La cornice e lo specchio, quindi, affronta il delicato argomento dell’arte
come comunicazione, terapia, relazione, aiuto e soprattutto conoscenza di sé e
del mondo che ci circonda, dei vari e diversi luoghi dell’arte, delle
molteplici sue declinazioni nella didattica, nell’etnografia, nella percezione
visiva e nella psicologia.
Per le lettrici ed i lettori di Cactus 2.0 abbiamo deciso di
pubblicare un’intervista al prof. Coppelli raccolta da Gianluca Garrapa per Psychiatry
on line Italia, la prestigiosa rivista scientifica in rete dal maggio 1995.
Buona lettura.
INTERVISTA A CARLO COPPELLI
Autore del saggio La cornice e lo specchio - Riflessioni ed
esperienze di terapia nei luoghi dell’arte" Edizioni Ets. Intervista del dott. Gianluca
Garrapa.
La cornice e lo specchio - Riflessioni ed esperienze di
terapia nei luoghi dell’arte, è un saggio, ma non solo, sulla capacità
terapeutica dell’arte. Il percorso che l’autore ci invita a intraprendere è di
per sé un laboratorio esperienziale.
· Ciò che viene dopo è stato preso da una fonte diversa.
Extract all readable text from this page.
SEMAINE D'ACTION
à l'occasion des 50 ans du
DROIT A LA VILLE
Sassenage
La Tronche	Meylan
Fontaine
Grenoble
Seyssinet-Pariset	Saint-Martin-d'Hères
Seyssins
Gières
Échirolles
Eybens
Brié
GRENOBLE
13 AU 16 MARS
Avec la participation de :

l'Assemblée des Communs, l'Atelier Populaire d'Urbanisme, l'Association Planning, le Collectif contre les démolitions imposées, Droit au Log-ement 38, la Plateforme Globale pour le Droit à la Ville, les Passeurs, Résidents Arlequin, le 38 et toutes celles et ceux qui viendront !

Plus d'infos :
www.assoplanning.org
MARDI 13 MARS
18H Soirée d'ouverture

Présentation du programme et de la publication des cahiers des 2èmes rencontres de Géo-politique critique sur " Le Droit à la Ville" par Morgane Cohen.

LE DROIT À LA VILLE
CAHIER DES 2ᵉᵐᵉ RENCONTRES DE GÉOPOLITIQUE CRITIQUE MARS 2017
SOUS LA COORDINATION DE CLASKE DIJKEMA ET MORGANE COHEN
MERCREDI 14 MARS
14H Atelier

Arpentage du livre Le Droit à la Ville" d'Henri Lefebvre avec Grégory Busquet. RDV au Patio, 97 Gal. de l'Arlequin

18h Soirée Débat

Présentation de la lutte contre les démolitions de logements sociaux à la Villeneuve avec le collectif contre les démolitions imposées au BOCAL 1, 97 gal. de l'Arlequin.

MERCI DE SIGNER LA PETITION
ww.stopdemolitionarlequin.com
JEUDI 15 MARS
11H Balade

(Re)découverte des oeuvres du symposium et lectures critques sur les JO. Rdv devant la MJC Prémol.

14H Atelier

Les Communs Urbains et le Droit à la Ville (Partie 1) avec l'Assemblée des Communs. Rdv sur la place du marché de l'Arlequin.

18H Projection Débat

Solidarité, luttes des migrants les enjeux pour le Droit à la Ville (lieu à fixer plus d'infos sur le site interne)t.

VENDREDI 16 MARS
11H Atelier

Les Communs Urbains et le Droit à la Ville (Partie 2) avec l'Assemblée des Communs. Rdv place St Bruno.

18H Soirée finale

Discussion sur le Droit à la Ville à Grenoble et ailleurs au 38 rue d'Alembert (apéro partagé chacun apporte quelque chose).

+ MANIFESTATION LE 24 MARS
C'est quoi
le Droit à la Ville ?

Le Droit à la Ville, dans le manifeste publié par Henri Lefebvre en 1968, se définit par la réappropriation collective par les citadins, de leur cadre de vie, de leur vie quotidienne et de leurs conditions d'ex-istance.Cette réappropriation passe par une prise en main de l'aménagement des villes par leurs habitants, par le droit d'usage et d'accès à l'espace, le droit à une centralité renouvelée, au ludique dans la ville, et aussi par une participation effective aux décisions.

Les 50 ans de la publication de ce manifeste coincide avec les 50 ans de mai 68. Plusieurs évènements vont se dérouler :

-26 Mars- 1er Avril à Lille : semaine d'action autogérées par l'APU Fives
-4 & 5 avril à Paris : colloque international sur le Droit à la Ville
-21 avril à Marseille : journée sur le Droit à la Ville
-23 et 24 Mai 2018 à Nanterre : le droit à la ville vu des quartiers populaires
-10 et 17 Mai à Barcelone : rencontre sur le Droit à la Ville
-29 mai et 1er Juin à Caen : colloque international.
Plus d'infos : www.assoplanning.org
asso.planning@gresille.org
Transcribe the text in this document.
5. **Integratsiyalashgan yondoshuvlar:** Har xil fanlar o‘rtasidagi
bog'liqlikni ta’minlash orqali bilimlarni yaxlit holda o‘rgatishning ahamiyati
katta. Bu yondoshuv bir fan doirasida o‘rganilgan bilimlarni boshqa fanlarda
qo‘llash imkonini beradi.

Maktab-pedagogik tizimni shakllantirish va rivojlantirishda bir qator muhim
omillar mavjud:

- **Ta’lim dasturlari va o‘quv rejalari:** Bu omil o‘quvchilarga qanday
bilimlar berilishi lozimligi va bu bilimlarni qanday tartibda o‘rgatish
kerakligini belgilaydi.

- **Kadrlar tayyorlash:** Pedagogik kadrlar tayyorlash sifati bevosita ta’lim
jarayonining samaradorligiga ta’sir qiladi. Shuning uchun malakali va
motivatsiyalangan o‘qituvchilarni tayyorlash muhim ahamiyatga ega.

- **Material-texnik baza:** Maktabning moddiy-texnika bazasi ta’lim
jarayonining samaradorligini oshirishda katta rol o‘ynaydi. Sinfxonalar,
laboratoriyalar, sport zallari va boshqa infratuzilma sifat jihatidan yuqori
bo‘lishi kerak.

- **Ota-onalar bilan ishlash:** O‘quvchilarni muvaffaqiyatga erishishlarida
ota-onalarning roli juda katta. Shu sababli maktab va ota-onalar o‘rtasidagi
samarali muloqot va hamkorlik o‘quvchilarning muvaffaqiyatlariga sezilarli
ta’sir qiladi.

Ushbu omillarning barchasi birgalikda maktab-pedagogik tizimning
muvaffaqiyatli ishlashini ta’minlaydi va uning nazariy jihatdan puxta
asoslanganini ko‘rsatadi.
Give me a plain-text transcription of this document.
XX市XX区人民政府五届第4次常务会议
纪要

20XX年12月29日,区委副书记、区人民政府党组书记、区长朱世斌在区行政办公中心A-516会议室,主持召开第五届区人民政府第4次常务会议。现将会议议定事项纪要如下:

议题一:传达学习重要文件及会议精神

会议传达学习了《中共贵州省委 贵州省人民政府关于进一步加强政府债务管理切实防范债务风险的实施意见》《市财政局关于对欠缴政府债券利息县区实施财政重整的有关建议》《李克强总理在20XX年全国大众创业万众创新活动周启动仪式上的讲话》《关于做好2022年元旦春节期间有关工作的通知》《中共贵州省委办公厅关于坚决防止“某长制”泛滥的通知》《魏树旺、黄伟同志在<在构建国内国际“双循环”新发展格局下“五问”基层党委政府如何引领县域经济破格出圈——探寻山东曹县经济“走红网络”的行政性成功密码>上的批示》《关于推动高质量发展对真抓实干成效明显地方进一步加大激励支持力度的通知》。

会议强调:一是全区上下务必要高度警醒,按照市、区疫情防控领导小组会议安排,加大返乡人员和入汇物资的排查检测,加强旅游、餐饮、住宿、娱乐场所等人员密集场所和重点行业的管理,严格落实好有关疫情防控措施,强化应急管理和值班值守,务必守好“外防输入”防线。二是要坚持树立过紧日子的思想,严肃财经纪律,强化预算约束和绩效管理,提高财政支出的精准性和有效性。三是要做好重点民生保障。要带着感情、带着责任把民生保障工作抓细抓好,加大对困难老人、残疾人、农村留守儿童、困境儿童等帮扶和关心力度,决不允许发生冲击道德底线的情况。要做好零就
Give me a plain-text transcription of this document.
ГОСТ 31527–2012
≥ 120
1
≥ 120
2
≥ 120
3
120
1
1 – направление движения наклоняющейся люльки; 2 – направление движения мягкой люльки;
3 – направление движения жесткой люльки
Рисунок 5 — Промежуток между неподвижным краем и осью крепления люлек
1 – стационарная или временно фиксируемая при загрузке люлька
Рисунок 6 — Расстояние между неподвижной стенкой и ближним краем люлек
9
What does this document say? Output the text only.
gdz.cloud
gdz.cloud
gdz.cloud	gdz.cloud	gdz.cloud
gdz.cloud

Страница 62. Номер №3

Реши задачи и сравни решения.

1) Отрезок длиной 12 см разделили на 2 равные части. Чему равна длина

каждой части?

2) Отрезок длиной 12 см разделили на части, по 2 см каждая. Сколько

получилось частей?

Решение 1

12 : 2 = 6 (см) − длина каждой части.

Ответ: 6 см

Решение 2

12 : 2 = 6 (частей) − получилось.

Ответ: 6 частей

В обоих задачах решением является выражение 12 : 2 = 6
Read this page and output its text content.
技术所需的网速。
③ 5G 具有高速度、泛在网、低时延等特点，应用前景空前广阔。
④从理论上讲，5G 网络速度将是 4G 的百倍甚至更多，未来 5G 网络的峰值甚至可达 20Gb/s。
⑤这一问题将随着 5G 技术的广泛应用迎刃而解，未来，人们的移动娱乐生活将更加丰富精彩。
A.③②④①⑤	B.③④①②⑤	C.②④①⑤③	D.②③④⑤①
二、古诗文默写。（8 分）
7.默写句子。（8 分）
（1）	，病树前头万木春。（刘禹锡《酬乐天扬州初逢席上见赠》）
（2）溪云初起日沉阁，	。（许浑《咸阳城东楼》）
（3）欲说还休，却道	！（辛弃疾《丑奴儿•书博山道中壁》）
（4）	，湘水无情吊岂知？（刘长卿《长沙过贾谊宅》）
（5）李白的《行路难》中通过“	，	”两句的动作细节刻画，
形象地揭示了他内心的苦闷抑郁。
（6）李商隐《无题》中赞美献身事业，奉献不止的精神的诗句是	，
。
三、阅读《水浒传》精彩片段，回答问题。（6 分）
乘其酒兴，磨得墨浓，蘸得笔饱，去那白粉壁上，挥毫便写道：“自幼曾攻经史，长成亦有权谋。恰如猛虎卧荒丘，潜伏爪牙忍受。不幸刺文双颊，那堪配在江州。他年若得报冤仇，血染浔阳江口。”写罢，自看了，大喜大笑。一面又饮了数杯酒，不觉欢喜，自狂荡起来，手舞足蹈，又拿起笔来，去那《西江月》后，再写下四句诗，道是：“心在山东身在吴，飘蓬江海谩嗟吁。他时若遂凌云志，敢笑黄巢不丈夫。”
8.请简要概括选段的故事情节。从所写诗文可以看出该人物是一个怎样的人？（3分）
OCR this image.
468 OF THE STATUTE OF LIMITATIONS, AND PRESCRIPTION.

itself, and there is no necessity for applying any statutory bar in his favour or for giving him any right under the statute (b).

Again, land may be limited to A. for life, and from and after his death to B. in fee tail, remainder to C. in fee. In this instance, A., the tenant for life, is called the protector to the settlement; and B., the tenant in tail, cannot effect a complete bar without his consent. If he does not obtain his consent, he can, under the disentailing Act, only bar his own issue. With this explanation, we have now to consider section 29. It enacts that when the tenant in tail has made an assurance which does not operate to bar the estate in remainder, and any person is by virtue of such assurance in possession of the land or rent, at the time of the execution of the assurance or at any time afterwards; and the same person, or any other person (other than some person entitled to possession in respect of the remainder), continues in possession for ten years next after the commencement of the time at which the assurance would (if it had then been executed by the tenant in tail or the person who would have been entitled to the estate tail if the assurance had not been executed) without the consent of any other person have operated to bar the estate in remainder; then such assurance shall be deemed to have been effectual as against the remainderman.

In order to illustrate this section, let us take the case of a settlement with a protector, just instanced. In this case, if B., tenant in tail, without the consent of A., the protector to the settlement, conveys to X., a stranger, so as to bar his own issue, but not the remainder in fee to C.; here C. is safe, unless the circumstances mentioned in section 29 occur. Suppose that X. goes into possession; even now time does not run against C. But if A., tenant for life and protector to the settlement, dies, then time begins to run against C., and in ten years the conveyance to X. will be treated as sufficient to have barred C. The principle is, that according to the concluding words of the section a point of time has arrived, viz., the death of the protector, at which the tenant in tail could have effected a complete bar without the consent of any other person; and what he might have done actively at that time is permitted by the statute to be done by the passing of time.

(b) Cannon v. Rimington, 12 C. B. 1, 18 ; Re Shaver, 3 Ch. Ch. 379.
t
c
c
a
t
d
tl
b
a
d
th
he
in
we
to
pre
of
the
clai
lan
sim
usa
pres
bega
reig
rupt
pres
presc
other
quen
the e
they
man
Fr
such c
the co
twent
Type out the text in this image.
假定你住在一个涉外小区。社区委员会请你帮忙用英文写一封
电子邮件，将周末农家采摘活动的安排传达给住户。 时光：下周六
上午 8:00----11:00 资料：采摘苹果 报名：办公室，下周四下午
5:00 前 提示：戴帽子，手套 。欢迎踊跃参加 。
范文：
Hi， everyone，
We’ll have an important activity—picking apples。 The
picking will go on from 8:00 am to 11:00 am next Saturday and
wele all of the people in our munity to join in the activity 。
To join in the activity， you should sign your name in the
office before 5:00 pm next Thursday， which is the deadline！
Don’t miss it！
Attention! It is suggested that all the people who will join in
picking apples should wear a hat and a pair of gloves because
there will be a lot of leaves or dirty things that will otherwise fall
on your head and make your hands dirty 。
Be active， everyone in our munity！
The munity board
Come il sottotitolo recita Riflessioni ed
esperienze di terapia nei luoghi dell’arte, il libro ha una forte connotazione
personale riguardo alla pratica arteterapica e ci guida in luoghi molto diversi
tra loro.
Dall’interno dei musei, alle scuole, alle città, alle case e le
carceri.
Attraverso interviste, considerazioni, recensioni di mostre, l’autore
ci spiega il perché e il come l’arte possa essere anche terapia, con un occhio
rivolto al sociale e all’aspetto civile dell’arte.
Di seguito alcune domande
all’autore.
Gianluca Garrapa: La
cornice e lo specchio: ci spiega l’origine del titolo e a chi potrà essere
utile il suo libro?
Carlo Coppelli: Il titolo è ripreso da una rassegna iniziata
circa 15 anni or sono alla Galleria Civica di Modena e concordata dall’allora curatrice
Angela Vettese. Si trattava di un calendario annuale con un incontro al mese,
tenuto all’interno degli spazi espositivi dove periodicamente venivano proposte
mostre d’arte contemporanea.
In questi incontri si sviluppavano laboratori espressivi con
un metodo particolare che io definisco di “arteterapia a suggestione
iconologica”. In definitiva, un modo per aiutare la comunicazione fra sé e gli
altri utilizzare il luogo dell’arte e l’opera come linguaggio visivo in grado
di agevolare i processi di rispecchiamento, identificazione e proiezione. Per
specchio, perciò, possiamo intendere la relazione di sguardi fra noi e
l’immagine che osserviamo e per cornice, la connessione che riusciamo ad
attivare attraverso il gioco espressivo condiviso con altri.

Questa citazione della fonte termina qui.